There are things we can all do to affect this timetable. To speed up the reopening of Cathedral City Senior Center, for smaller format, in-person, center-based activities again, and reduce the chance of being infected with the novel coronavirus, we’ve culled ideas and tips from a variety of online sources.  See HELPFUL IDEAS & TIPS below.

For more information about this emergency preparedness plan or if you have other ideas or concerns, please contact Geoff Corbin, Executive Director: 760-321-1548 – geoff@cathedralcenter.org

Please check our website, www.cathedralcenter.org and our Social Media Facebook Page: Cathedral City Senior Center, for periodic updates and the latest information.

Helpful Tips and Ideas For The Vulnerable During This Pandemic

For seniors, staying at home and avoiding crowds is paramount because they are among those at the highest risk of dreadful outcomes should they develop the voracious COVID-19 virus. If you are vulnerable:

  1. Heed expert advice. The single most important thing anyone can do during this crisis is to follow the recommendations of the Centers for Disease Control and Prevention, especially if you’re in a high-risk category.
  2. Make a safety plan. What would you do in an emergency while you’re self-isolating? Who would you call? How many supplies, from food to medicine, do you have on hand?
  3. Skip large family gatherings like Sunday dinner. Isolate as much as possible, but if you do get together, keep it very small and practice excellent hygiene. Wash hands, cover sneezes, make sure nearby surfaces are disinfected, and don’t get too physically close to each other.
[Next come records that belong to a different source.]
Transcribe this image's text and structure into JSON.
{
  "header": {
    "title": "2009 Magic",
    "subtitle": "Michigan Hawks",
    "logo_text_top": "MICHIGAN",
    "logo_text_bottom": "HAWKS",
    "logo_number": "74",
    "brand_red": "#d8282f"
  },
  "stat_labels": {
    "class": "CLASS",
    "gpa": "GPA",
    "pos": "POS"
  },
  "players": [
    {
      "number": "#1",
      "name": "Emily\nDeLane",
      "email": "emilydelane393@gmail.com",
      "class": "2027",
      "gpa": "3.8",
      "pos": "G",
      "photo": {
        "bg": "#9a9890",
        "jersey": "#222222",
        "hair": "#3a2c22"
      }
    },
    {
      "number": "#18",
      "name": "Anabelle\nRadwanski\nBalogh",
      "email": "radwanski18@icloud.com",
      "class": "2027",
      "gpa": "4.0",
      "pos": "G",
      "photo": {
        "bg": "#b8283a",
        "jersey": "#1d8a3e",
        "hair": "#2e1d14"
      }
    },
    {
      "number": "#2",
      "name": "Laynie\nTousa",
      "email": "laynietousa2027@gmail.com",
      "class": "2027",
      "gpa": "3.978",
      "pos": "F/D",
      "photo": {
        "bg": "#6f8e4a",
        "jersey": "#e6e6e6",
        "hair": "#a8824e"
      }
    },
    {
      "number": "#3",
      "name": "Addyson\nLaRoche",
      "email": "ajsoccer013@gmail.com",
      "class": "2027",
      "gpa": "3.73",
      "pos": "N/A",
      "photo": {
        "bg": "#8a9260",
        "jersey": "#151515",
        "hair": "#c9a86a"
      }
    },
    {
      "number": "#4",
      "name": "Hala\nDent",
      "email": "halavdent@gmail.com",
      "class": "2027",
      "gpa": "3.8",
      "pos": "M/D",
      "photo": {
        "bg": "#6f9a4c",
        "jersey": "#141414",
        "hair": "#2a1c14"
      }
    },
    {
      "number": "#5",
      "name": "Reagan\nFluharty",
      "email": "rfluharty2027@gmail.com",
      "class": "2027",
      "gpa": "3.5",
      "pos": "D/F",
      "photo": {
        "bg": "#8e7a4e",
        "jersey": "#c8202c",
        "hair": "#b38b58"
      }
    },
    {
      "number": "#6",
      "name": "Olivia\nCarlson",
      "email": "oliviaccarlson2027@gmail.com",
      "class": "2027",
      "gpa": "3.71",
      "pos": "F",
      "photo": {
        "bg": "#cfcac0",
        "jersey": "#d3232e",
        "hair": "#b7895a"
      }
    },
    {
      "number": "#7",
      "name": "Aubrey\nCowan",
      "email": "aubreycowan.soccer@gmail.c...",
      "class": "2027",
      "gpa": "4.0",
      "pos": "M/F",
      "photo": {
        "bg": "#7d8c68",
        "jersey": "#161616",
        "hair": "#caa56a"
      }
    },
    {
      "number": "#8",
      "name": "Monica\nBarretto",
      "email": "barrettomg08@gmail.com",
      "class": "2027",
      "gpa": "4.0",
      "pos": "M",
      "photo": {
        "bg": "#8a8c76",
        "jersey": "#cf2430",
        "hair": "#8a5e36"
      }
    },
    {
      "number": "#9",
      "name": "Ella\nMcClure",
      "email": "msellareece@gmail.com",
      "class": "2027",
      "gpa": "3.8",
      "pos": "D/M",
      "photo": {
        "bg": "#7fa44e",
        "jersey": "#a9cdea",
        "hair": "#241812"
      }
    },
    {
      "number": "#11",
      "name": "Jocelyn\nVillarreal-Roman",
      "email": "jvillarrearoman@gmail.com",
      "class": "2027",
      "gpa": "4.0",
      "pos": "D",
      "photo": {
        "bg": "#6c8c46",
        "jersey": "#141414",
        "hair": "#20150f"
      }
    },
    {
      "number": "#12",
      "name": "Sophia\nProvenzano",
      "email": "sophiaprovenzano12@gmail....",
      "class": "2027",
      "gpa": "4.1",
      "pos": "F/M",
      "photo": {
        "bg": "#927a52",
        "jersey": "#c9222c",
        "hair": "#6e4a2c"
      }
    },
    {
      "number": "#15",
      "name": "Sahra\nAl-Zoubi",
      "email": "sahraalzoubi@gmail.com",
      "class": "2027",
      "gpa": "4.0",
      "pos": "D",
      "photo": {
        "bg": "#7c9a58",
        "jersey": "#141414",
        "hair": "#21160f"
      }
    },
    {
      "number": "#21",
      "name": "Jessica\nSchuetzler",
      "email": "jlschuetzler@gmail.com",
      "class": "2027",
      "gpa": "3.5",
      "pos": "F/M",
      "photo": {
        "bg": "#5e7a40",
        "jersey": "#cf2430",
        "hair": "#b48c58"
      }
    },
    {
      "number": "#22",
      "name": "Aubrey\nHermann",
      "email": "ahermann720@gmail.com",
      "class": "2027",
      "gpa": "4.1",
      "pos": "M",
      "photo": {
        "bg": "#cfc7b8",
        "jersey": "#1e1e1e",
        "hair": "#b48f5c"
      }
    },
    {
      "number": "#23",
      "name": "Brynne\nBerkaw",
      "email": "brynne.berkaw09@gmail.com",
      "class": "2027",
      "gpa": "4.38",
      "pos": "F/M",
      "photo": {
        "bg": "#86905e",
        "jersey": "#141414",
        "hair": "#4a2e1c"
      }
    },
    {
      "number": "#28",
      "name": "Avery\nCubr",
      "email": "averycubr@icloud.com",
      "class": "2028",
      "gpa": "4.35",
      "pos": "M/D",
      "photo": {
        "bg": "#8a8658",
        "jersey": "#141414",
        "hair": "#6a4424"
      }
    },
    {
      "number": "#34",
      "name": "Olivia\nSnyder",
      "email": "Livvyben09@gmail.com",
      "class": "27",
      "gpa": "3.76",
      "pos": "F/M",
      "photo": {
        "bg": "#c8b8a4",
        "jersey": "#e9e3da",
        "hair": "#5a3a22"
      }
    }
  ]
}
Johns Hopkins Medicine and other health experts say to stay 6 feet or more away from others — especially the vulnerable.
  4. Consider making use of your time to record memories. If you have treasured memories and stories you haven’t shared, it’s a good time to record them, whether digitally or on paper.

Remember, please do call us between the hours of 9 am and 1 pm if you need specific information.  You may also check our information pages on the Senior Center’s Website:
www.TheCCSC.org   And our Facebook Page:  Cathedral City Senior Center.

How You Can Help Others

And there are things neighbors, friends, family, and even strangers can do to make physical distancing bearable. For those at less risk:

  1. If you hoarded, make it right. If you over-purchased basics like toilet paper and canned goods at the beginning of the crisis, donate some of it to our senior center food pantry so those who are vulnerable can get some. Give some to a neighbor or friend who can’t go out, as well.
  2. Offer to be a text, phone, or errand buddy. Look around your neighborhood for those who are vulnerable, then leave a note on the door. “I can pick up groceries.” “We can text or talk on the phone.”
  3. Offer to disinfect the kitchen and hard surfaces and other often-used areas. For hard surfaces, where possible, use one-part bleach with nine parts of water, per CDC guidelines.
  4. Take the canine pals for a walk for those who can’t.
  5. Be a “caremonger” by committing acts of kindness. Join with others in your neighborhood to reach out to the vulnerable. Just remember to keep a physical distance and practice good hygiene.
  6. Use technology to be “together” for contact that’s virtual, not risky.
  7. Help people sheltering-in-place to cultivate interests or find new ones. Being stuck inside is a terrific time to learn a new craft or skill or figure out something they may have been interested in but never had time to explore.
  8. Buy the person an audiobook or podcast subscription. Some may need help navigating them at first.
  9. Call regularly to check-in, but also make time to chat.
  10. Run errands but consolidate to limit everyone’s exposure. Everyone, not just older people, should be staying away from others as much as possible. So, pick up groceries for others who can’t, but limit trips. You can leave the goods at the front door or make sure to maintain a distance when you enter a home. And sanitize before and after delivery.
  11. Be a contact with out-of-town relatives in case of an emergency. Ask your vulnerable friends whose children aren’t nearby to share your phone number with their family in case they need your help and another set of watchful eyes.